I started to go, then stood there like a post: I listened to him, but saw that mama didn’t want to let me go for anything.

“Our Misha,” she said, “is still young, he’s not used to going out anywhere at night. Why do you insist on having him? It will be dark before you notice, and the thieves’ time will come.”

But here my uncle even yelled at them:

“Enough playing the fool, really! What are you stewing him in your women’s skirts for! The boy’s grown so big he can kill an ox, and you still coddle him like a baby. It’s all nothing but your female foolishness, and he’ll be the worse off for it because of you. He has to have his life forces developed and his character firmed up, and I need him because, God forbid, in the darkness or in some back street your Orel thieves may actually fall upon me or I may run into a police patrol—you see, I have all our money for the business with me … There’s enough to dump our torn deacon on the nuns and lure your mighty one to us … Can it be that you, my own sisters, are so unfamilial that you want me, your brother, to be bashed on the head or picked up by the police, and end up there with nothing?”

My mother says:

“God save us from that—families aren’t only respected in Elets! But take our clerk with you, or even two sturdy fullers.

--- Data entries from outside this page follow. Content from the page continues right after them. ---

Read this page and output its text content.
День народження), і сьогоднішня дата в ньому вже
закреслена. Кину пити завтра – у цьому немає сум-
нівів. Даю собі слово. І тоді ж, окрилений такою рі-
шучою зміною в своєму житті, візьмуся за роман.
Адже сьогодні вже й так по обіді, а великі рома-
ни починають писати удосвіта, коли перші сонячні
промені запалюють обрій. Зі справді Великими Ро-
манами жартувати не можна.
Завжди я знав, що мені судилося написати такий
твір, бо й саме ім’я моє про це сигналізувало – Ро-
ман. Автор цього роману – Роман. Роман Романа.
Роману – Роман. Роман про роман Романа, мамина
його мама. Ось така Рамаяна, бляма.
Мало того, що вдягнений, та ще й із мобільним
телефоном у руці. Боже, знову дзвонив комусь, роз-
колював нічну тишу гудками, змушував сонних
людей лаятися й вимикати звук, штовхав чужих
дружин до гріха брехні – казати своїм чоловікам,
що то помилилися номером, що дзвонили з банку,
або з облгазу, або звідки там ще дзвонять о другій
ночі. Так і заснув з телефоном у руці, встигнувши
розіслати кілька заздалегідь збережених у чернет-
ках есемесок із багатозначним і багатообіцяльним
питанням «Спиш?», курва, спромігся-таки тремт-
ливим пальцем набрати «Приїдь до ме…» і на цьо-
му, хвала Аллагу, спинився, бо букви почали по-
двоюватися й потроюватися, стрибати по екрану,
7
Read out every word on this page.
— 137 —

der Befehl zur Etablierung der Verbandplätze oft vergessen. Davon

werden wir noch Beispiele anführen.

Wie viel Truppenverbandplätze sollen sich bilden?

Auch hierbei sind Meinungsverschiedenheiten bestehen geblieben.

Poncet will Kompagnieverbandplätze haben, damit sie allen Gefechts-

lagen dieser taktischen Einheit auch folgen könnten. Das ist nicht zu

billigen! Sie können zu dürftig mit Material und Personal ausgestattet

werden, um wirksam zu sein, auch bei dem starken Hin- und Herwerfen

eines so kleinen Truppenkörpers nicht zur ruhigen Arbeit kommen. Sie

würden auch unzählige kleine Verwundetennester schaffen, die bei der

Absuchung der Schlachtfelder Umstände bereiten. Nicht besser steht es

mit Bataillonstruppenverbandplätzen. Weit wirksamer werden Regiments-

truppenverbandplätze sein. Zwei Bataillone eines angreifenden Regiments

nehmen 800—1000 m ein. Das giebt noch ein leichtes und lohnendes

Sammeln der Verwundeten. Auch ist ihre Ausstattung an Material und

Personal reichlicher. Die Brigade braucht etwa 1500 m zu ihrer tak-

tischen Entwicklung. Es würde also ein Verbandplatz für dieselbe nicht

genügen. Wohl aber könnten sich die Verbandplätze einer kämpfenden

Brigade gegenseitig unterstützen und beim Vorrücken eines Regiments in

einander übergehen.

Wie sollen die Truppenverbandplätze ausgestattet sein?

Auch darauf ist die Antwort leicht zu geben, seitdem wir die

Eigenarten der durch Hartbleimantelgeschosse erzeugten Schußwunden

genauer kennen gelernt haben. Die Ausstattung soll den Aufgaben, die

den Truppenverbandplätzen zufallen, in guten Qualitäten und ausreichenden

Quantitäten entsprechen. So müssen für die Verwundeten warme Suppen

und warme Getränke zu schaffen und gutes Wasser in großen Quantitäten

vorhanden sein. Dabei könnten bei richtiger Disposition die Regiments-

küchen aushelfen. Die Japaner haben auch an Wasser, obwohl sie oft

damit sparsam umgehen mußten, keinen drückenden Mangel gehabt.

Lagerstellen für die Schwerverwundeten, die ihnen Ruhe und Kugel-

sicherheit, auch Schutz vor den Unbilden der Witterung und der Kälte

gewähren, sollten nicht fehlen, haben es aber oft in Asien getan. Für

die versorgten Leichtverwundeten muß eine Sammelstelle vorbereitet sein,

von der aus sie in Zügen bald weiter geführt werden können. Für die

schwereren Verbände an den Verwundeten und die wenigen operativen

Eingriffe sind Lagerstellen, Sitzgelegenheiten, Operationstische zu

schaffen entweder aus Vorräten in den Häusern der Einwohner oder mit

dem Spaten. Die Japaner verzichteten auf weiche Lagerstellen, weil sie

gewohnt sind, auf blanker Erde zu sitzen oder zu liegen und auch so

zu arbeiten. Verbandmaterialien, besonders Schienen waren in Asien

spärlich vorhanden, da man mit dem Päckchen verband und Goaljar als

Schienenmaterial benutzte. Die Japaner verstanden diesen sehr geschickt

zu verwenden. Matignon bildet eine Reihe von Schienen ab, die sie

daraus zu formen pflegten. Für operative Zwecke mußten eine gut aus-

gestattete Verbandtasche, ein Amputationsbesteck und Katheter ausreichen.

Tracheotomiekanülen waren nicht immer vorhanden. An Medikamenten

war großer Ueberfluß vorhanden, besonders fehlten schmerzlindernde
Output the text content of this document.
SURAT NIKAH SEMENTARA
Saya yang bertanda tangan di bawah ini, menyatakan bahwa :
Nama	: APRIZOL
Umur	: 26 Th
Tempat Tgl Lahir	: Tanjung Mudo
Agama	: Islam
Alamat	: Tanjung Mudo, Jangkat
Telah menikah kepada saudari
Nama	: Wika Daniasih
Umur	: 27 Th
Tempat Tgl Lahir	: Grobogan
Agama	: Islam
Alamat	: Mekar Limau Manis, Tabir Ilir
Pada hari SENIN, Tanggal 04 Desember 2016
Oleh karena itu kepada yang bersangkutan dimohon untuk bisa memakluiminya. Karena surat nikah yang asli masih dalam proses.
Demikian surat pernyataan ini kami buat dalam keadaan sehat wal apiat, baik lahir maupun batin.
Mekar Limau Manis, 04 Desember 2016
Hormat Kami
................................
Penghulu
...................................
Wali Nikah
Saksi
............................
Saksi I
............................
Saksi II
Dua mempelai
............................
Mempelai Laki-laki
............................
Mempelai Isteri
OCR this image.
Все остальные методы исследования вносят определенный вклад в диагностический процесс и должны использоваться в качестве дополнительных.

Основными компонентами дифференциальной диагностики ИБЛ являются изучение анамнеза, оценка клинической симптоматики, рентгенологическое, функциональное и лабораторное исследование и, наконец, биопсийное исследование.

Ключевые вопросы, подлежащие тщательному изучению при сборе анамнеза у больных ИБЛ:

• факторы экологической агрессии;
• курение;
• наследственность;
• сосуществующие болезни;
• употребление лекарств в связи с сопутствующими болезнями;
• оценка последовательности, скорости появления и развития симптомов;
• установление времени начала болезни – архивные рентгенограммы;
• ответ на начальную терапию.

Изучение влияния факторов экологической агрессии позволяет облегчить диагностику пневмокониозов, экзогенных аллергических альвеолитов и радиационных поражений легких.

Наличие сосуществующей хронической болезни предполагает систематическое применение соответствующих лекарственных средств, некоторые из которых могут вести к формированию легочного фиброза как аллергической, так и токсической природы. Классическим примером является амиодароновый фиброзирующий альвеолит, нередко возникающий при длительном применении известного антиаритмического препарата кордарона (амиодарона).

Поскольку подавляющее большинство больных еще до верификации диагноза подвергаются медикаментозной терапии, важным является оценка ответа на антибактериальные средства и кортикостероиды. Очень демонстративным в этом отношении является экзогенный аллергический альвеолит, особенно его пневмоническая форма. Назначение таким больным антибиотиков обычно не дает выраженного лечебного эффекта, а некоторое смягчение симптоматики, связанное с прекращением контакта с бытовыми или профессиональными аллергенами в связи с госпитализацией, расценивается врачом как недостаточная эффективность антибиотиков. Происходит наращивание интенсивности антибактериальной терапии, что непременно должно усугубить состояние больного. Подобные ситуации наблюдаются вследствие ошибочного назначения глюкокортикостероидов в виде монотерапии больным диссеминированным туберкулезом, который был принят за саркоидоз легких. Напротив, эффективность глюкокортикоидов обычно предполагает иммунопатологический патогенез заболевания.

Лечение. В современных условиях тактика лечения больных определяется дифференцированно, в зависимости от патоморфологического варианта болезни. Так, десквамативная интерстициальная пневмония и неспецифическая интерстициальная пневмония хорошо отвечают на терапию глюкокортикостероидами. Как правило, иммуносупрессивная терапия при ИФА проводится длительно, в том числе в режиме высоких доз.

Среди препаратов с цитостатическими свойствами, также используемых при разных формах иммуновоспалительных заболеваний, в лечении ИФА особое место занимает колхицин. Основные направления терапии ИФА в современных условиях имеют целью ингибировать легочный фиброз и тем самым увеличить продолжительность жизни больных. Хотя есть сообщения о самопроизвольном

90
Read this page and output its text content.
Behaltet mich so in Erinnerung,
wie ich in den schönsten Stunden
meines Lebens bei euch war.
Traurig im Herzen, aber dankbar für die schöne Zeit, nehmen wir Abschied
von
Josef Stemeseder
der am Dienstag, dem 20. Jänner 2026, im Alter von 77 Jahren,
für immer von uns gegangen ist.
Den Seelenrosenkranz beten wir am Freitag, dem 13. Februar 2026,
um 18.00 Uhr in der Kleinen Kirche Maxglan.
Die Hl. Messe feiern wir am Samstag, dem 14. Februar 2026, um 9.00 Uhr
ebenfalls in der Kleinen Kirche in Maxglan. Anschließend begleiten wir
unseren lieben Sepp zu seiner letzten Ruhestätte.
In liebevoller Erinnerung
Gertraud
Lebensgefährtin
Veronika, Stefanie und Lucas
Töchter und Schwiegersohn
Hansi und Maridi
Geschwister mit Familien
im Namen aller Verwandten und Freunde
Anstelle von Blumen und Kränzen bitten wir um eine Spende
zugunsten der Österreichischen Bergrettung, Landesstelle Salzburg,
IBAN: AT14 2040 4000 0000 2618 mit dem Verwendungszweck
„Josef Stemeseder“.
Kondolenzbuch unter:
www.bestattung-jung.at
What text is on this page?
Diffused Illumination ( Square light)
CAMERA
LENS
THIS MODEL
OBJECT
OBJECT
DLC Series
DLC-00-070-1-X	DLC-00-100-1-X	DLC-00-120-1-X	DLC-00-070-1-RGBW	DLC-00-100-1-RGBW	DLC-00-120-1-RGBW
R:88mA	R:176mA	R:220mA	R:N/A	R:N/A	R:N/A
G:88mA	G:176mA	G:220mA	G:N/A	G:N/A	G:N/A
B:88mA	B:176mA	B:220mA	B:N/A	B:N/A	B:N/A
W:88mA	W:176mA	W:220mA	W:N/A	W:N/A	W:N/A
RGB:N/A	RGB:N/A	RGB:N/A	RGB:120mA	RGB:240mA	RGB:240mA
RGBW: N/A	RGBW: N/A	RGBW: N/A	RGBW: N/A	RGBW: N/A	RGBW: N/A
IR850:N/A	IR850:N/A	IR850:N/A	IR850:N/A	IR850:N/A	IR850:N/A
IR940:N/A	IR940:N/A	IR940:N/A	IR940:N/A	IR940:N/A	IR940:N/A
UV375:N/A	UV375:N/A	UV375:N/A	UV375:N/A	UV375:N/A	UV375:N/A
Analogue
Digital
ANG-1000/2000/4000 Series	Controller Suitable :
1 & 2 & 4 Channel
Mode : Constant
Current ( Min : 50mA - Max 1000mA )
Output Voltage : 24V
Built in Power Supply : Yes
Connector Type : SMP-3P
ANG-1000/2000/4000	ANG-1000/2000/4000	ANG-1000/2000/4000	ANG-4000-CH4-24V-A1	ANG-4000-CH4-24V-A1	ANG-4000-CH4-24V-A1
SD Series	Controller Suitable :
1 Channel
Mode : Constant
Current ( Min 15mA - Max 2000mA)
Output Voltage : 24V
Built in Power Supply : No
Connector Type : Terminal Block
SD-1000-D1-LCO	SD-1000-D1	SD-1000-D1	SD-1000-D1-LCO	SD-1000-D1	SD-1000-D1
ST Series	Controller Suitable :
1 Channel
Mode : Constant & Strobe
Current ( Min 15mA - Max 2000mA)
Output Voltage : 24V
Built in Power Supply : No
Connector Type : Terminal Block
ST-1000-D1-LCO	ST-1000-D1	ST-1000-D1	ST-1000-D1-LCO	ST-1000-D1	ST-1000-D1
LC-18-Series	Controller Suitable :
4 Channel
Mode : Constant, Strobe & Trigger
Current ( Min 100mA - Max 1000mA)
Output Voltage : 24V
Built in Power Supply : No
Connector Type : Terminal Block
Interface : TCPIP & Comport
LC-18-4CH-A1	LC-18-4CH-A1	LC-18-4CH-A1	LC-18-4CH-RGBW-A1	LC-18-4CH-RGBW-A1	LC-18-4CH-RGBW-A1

Our fullers are from Kromy, they’re terribly strong, they eat some eight pounds a day of bread alone, besides other things.”

My uncle didn’t want to.

“What good are your hired people to me?” he says. “You sisters even ought to be ashamed to say it, and I’d be ashamed and afraid to go with them. Kromy men! And you call them good people! They’d go with me and be the first to kill me, but Misha’s my nephew—with him at least it will be brave and proper.”

He stood his ground and wouldn’t give way:

“You can’t possibly refuse me this,” he says. “Otherwise I renounce you as my family.”

My mother and aunt became frightened at that and exchanged glances, meaning “What on earth should we do?”

Ivan Leontych persisted:

“And understand that it’s not just a family matter! Remember, I’m not taking him for my own amusement or pleasure, but on a Church necessity. Can you refuse me that? Consider well. To refuse that is the same as refusing God. The boy’s a servant of God; God’s will is upon him: you want him to stay with you, but God just won’t let him stay.”